Monday, March 31

Bizarre courtship rituals: part one

Thirteen steps for a last-ditch hook-up attempt

On a recent Saturday night around 1 am, I am sitting with some friends in a booth at Stool Pigeon's. To the left of us are two tables, about the only ones left with any people.

One has a group of four drunk girls--not bad looking, but nothing overwhelming--and a small, wiry guy in a red polo shirt. His eyes dart around frantically, and every time another male passes he makes an overt, awkward gesture at the girl to his right, who is apparently his girlfriend. When we look at her, he glares at us.

At the other table are two guys wearing baseball caps, cargoes and pastel shirts. We catch one of them mouthing the words when a Dave Matthews song comes on. They start to formulate a game plan. Here is how it plays out.

1. Order two shots of Jägermeister. Look each other solemnly in the eyes, clank the shot glasses, bang them once on the table, shoot them, cough, wipe mouths.

2. Deep breath.

3. The burden falls on he who is closest. Lean partially into the conversation at the other table and laugh at the first joke you hear. When the nearest girl notices you, begin talking to her. Ask some open ended questions; laugh first to let her know when you're trying to be funny.

4. The wingman must now inject himself into the conversation. Everything is going according to plan. He, too, must make a loud joke or humorous observation.

5. Shake hands with the man in the red polo shirt. Now he cannot stop you.

6. The man in the red polo shirt stands up and announces that the girl sitting to his right is his girlfriend. This is unexpected by all parties. Brush it off.

7. In ten minutes, with conversation now brought to an uncomfortable lull, give the girls what they really want. Jäger shots. Yes, buy one for the man in the polo shirt as well. But first double check that he wants one too, to make him understand his imposition.

8. Clink your shot with all the girls', spilling as little as possible onto your hand.
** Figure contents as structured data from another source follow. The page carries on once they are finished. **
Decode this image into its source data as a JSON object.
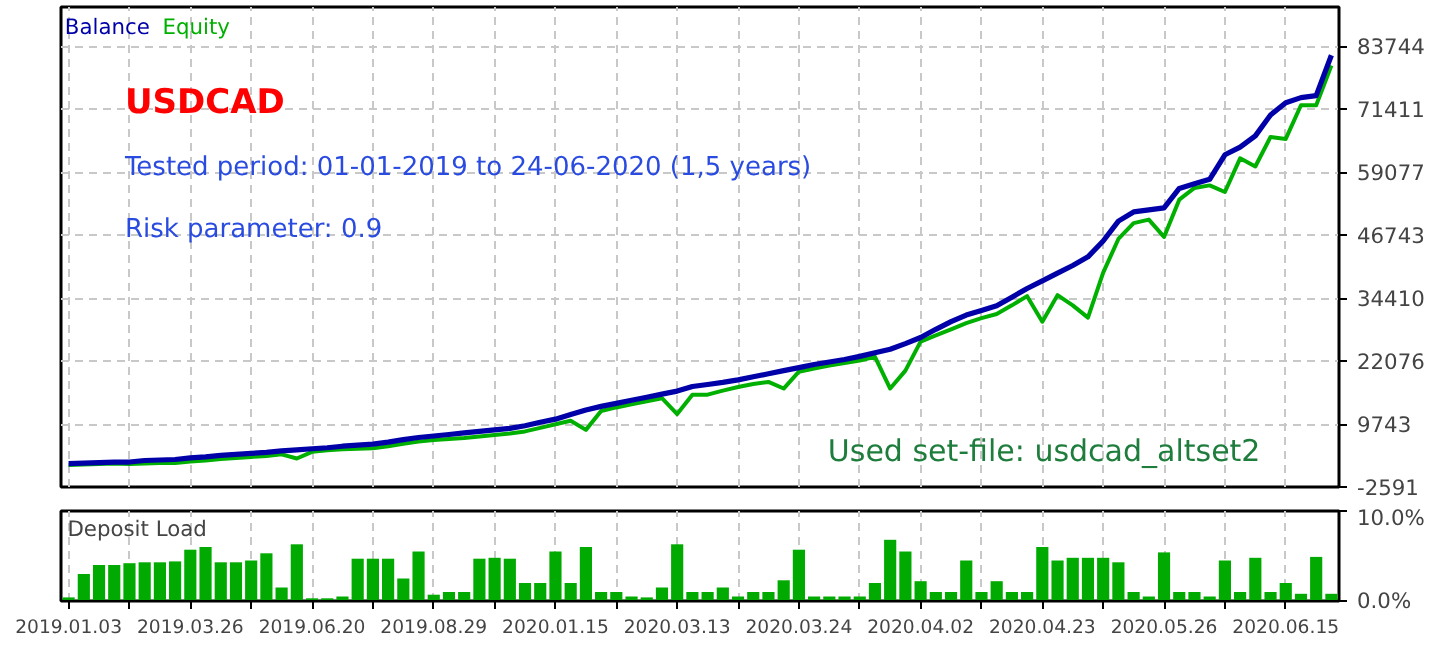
{
  "chart_data": [
    {
      "type": "line",
      "legend": "top left",
      "grid": true,
      "tick_labels": "y",
      "annotations": [
        "USDCAD",
        "Tested period: 01-01-2019 to 24-06-2020 (1,5 years)",
        "Risk parameter: 0.9",
        "Used set-file: usdcad_altset2"
      ],
      "categories": [
        "2019.01.03",
        null,
        null,
        null,
        null,
        null,
        null,
        null,
        "2019.03.26",
        null,
        null,
        null,
        null,
        null,
        null,
        null,
        "2019.06.20",
        null,
        null,
        null,
        null,
        null,
        null,
        null,
        "2019.08.29",
        null,
        null,
        null,
        null,
        null,
        null,
        null,
        "2020.01.15",
        null,
        null,
        null,
        null,
        null,
        null,
        null,
        "2020.03.13",
        null,
        null,
        null,
        null,
        null,
        null,
        null,
        "2020.03.24",
        null,
        null,
        null,
        null,
        null,
        null,
        null,
        "2020.04.02",
        null,
        null,
        null,
        null,
        null,
        null,
        null,
        "2020.04.23",
        null,
        null,
        null,
        null,
        null,
        null,
        null,
        "2020.05.26",
        null,
        null,
        null,
        null,
        null,
        null,
        null,
        "2020.06.15",
        null,
        null,
        null
      ],
      "series": [
        {
          "name": "Balance",
          "color": "#0000a8",
          "values": [
            2000,
            2100,
            2200,
            2300,
            2300,
            2600,
            2700,
            2800,
            3100,
            3300,
            3600,
            3800,
            4000,
            4200,
            4500,
            4700,
            4900,
            5100,
            5400,
            5600,
            5800,
            6200,
            6700,
            7100,
            7400,
            7700,
            8000,
            8300,
            8600,
            8900,
            9400,
            10100,
            10700,
            11600,
            12500,
            13200,
            13800,
            14400,
            15000,
            15600,
            16200,
            17100,
            17500,
            17900,
            18400,
            19000,
            19600,
            20200,
            20800,
            21400,
            21900,
            22400,
            23000,
            23700,
            24400,
            25500,
            26700,
            28300,
            29800,
            31100,
            32000,
            32900,
            34600,
            36300,
            37800,
            39300,
            40800,
            42500,
            45600,
            49500,
            51300,
            51700,
            52100,
            55900,
            56800,
            57700,
            62500,
            64000,
            66200,
            70300,
            72700,
            73700,
            74100,
            82000
          ]
        },
        {
          "name": "Equity",
          "color": "#00b000",
          "values": [
            1700,
            1800,
            1900,
            2000,
            1900,
            2000,
            2100,
            2100,
            2400,
            2600,
            2900,
            3100,
            3300,
            3500,
            3800,
            3000,
            4300,
            4600,
            4800,
            4900,
            5000,
            5400,
            5900,
            6300,
            6600,
            6800,
            7000,
            7300,
            7600,
            7900,
            8300,
            9000,
            9700,
            10400,
            8600,
            12300,
            13000,
            13600,
            14200,
            14800,
            11700,
            15500,
            15500,
            16300,
            17000,
            17600,
            18000,
            16700,
            20000,
            20600,
            21200,
            21700,
            22200,
            22900,
            16700,
            20200,
            25900,
            27100,
            28300,
            29500,
            30500,
            31300,
            33000,
            34800,
            29800,
            35000,
            33000,
            30600,
            39400,
            46000,
            49100,
            49800,
            46400,
            53700,
            56000,
            56500,
            55200,
            61800,
            60200,
            66000,
            65600,
            72200,
            72200,
            80000
          ]
        }
      ],
      "ylim": [
        -2591,
        91450
      ],
      "yticks": [
        -2591,
        9743,
        22076,
        34410,
        46743,
        59077,
        71411,
        83744
      ]
    },
    {
      "type": "bar",
      "title": "Deposit Load",
      "grid": "x",
      "color": "#00aa00",
      "categories": [
        "2019.01.03",
        null,
        null,
        null,
        null,
        null,
        null,
        null,
        "2019.03.26",
        null,
        null,
        null,
        null,
        null,
        null,
        null,
        "2019.06.20",
        null,
        null,
        null,
        null,
        null,
        null,
        null,
        "2019.08.29",
        null,
        null,
        null,
        null,
        null,
        null,
        null,
        "2020.01.15",
        null,
        null,
        null,
        null,
        null,
        null,
        null,
        "2020.03.13",
        null,
        null,
        null,
        null,
        null,
        null,
        null,
        "2020.03.24",
        null,
        null,
        null,
        null,
        null,
        null,
        null,
        "2020.04.02",
        null,
        null,
        null,
        null,
        null,
        null,
        null,
        "2020.04.23",
        null,
        null,
        null,
        null,
        null,
        null,
        null,
        "2020.05.26",
        null,
        null,
        null,
        null,
        null,
        null,
        null,
        "2020.06.15",
        null,
        null,
        null
      ],
      "values": [
        0.4,
        3.0,
        4.0,
        4.0,
        4.2,
        4.3,
        4.3,
        4.4,
        5.7,
        6.0,
        4.3,
        4.3,
        4.5,
        5.3,
        1.5,
        6.3,
        0.3,
        0.3,
        0.5,
        4.7,
        4.7,
        4.7,
        2.5,
        5.5,
        0.7,
        1.0,
        1.0,
        4.7,
        4.8,
        4.7,
        2.0,
        2.0,
        5.5,
        2.0,
        6.0,
        1.0,
        1.0,
        0.5,
        0.4,
        1.5,
        6.3,
        1.0,
        1.0,
        1.5,
        0.5,
        1.0,
        1.0,
        2.3,
        5.7,
        0.5,
        0.5,
        0.5,
        0.5,
        2.0,
        6.8,
        5.5,
        2.2,
        1.0,
        1.0,
        4.5,
        1.0,
        2.2,
        1.0,
        1.0,
        6.0,
        4.5,
        4.8,
        4.8,
        4.8,
        4.3,
        1.0,
        0.5,
        5.4,
        1.0,
        1.0,
        0.5,
        4.5,
        1.0,
        4.8,
        1.0,
        2.0,
        0.8,
        4.9,
        0.8
      ],
      "ylim": [
        0,
        10
      ],
      "yticks": [
        {
          "value": 0,
          "label": "0.0%"
        },
        {
          "value": 10,
          "label": "10.0%"
        }
      ]
    }
  ]
}
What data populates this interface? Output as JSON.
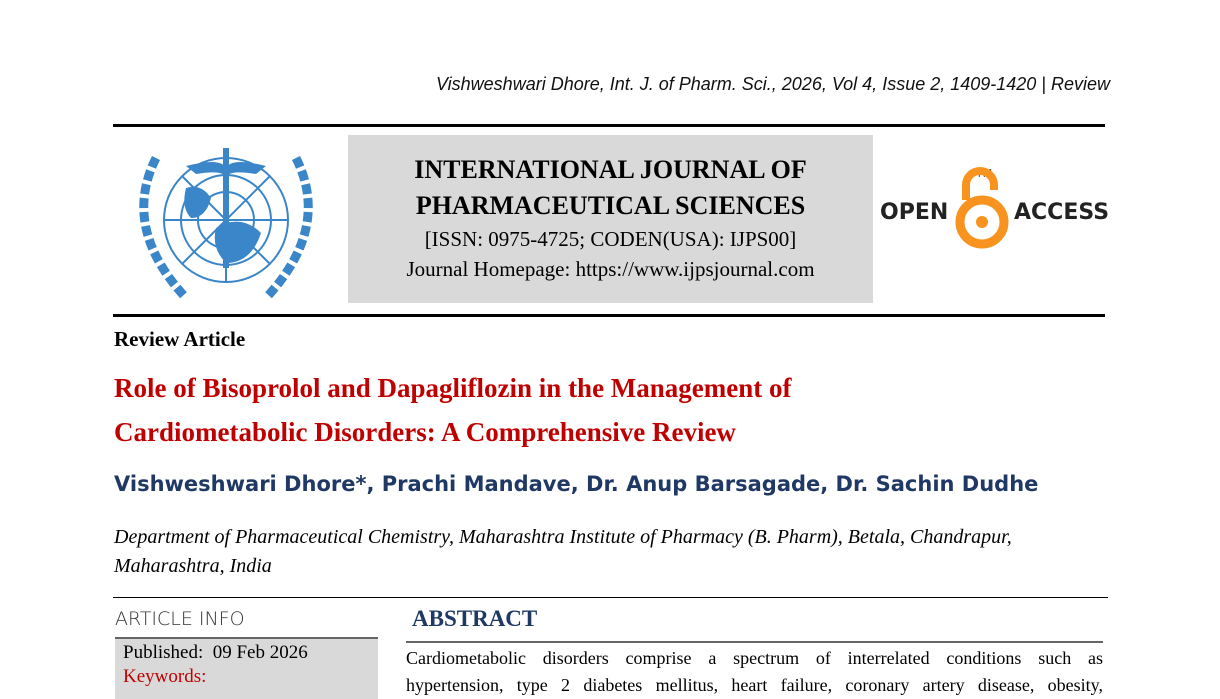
{
  "running_header": "Vishweshwari Dhore, Int. J. of Pharm. Sci., 2026, Vol 4, Issue 2, 1409-1420 | Review",
  "journal": {
    "title_line1": "INTERNATIONAL JOURNAL OF",
    "title_line2": "PHARMACEUTICAL SCIENCES",
    "issn": "[ISSN: 0975-4725; CODEN(USA): IJPS00]",
    "homepage": "Journal Homepage: https://www.ijpsjournal.com",
    "logo": "who-emblem-logo"
  },
  "open_access": {
    "left": "OPEN",
    "right": "ACCESS",
    "tm": "TM",
    "color": "#f7931e"
  },
  "article_type": "Review Article",
  "title_line1": "Role of Bisoprolol and Dapagliflozin in the Management of",
  "title_line2": "Cardiometabolic Disorders: A Comprehensive Review",
  "authors": "Vishweshwari Dhore*, Prachi Mandave, Dr. Anup Barsagade, Dr. Sachin Dudhe",
  "affiliation": "Department of Pharmaceutical Chemistry, Maharashtra Institute of Pharmacy (B. Pharm), Betala, Chandrapur, Maharashtra, India",
  "article_info": {
    "heading": "ARTICLE INFO",
    "published_label": "Published:",
    "published_date": "09 Feb 2026",
    "keywords_label": "Keywords:"
  },
  "abstract": {
    "heading": "ABSTRACT",
    "line1": "Cardiometabolic disorders comprise a spectrum of interrelated conditions such as",
    "line2": "hypertension, type 2 diabetes mellitus, heart failure, coronary artery disease, obesity,"
  },
  "colors": {
    "title": "#c00000",
    "navy": "#1f3864",
    "box": "#d9d9d9"
  }
}
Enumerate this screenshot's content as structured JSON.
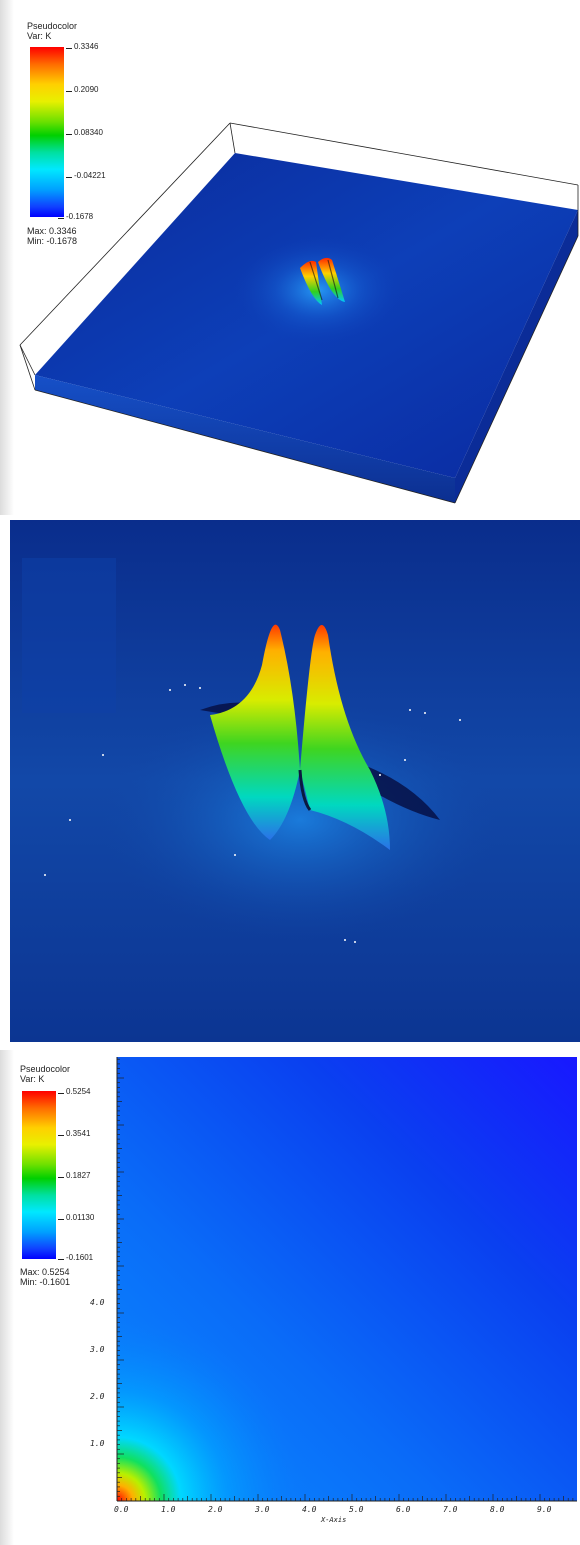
{
  "panel1": {
    "legend": {
      "title": "Pseudocolor",
      "var": "Var: K",
      "ticks": [
        "0.3346",
        "0.2090",
        "0.08340",
        "-0.04221",
        "-0.1678"
      ],
      "max": "Max: 0.3346",
      "min": "Min: -0.1678"
    }
  },
  "panel3": {
    "legend": {
      "title": "Pseudocolor",
      "var": "Var: K",
      "ticks": [
        "0.5254",
        "0.3541",
        "0.1827",
        "0.01130",
        "-0.1601"
      ],
      "max": "Max: 0.5254",
      "min": "Min: -0.1601"
    },
    "x_ticks": [
      "0.0",
      "1.0",
      "2.0",
      "3.0",
      "4.0",
      "5.0",
      "6.0",
      "7.0",
      "8.0",
      "9.0"
    ],
    "y_ticks": [
      "1.0",
      "2.0",
      "3.0",
      "4.0"
    ],
    "x_title": "X-Axis"
  }
}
Take shot. Wipe hand on pants.

9. The shots didn't help. Bring out your camera phones. This gives you the chance to put your arm around someone.

10. Oh no. The girls all get together, and one of you has to take the picture. You do not want to be the one taking the picture. Pretend to have a great time either way.

11. No luck. Red polo shirt exerts his considerable command over the group of girls and rushes out the door with them. They don't resist.

12. Survey the bar. The waitress is cute. And she is required to give you your bill. Leave a huge tip. Walk up to her to pay it, instead of letting her come to your table. Be aggressive. Ask her how she is doing.

13. She thanks you and runs behind the bar. Leave quietly, but confidently.